People tell me all the time they’re not creative. They point to all the artistic things they’ve tried unsuccessfully to do (like me with dancing) and offer those up as proof. Usually, they refer to a sibling or parent who is actually good at those same things, as if they stole all the creative genes. Sometimes they tell me how hard they tried (“I took lessons for years, but I was just never good enough”), so that I understand it’s not a matter of giving up too soon. Other times, they point to something they are good at to “make up” for not being creative (“I’m not artistic, but I’m really good at math”). And then there’s my favorite, when people insist they are “left-brained” thinkers, as if it would be impossible to access their right brain no matter how hard they tried.

If I were to make a list of all the things I suck at, you might not think of me as a creative person either. But that’s not really how creativity works. Creativity isn’t about the outcome, it’s about the pursuit. It’s about the joy and the challenge and the connections that are made. It’s about laughing at how bad you are because laughter makes us feel so much better. Creativity is not about excellence or perfection; it’s about play and permission.

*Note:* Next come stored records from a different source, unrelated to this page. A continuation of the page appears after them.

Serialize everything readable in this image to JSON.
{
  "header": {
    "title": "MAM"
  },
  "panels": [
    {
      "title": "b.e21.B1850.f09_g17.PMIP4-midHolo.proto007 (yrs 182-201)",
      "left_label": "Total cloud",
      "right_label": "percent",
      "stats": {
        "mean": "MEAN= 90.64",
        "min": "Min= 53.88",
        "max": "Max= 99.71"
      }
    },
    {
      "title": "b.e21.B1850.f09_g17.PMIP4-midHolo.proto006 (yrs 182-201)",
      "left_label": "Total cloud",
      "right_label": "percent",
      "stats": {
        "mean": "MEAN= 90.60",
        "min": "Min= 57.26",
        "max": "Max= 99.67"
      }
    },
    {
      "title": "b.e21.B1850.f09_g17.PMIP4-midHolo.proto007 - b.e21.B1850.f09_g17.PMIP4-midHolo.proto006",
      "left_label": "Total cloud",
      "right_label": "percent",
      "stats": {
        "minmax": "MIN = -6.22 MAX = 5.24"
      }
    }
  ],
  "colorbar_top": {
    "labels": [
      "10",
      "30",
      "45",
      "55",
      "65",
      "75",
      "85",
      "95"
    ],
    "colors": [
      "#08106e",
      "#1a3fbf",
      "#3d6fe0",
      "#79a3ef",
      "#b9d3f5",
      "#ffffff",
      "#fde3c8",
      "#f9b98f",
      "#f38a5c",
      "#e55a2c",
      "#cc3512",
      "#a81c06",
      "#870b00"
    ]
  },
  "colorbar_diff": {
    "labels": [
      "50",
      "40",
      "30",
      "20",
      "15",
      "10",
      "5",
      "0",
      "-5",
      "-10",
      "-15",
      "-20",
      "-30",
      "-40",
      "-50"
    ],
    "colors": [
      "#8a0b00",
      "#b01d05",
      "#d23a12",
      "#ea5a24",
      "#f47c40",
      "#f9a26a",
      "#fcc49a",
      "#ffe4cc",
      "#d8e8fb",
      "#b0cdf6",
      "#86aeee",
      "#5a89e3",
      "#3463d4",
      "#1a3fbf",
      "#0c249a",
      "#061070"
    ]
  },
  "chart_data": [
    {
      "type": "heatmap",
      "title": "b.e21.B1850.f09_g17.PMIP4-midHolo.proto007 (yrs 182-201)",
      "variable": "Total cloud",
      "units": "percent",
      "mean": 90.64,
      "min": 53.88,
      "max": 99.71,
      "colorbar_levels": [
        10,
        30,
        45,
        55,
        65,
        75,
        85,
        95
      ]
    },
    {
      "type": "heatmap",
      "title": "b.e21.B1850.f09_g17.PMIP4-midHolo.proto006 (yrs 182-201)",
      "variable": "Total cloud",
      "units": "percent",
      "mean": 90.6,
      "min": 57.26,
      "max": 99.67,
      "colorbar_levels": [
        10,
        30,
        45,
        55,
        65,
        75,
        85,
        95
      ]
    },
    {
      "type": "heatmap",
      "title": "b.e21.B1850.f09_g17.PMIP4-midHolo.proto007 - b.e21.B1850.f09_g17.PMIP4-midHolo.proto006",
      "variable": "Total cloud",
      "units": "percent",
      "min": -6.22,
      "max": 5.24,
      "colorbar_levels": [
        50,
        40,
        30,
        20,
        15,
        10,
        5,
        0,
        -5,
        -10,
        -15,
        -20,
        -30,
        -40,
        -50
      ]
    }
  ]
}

For the longest time, I believed I was a terrible dancer. And then when I met my husband in college, he taught me how to Western swing. I warned him I probably wouldn’t get it, but he was patient. In time, I came to love it. And I’m not half bad, if I’m dancing with Roger, because I know what moves to expect. In fact, people often compliment our dancing, which still surprises me. It’s impossible now to swing dance without a smile on my face. Sure, we’re following the moves, but the rhythm we’ve created is all our own. It’s where our creative senses came together. It’s a connection that belongs only to us. It’s creative in all the best ways. (Just don’t leave me out there on my own – you don’t want to see that).

So don’t tell me you’re not creative. I’m never going to believe you, no matter how hard or in how many ways you insist. Today, get back in touch with your own creative rhythm, with or without a partner, and just have fun.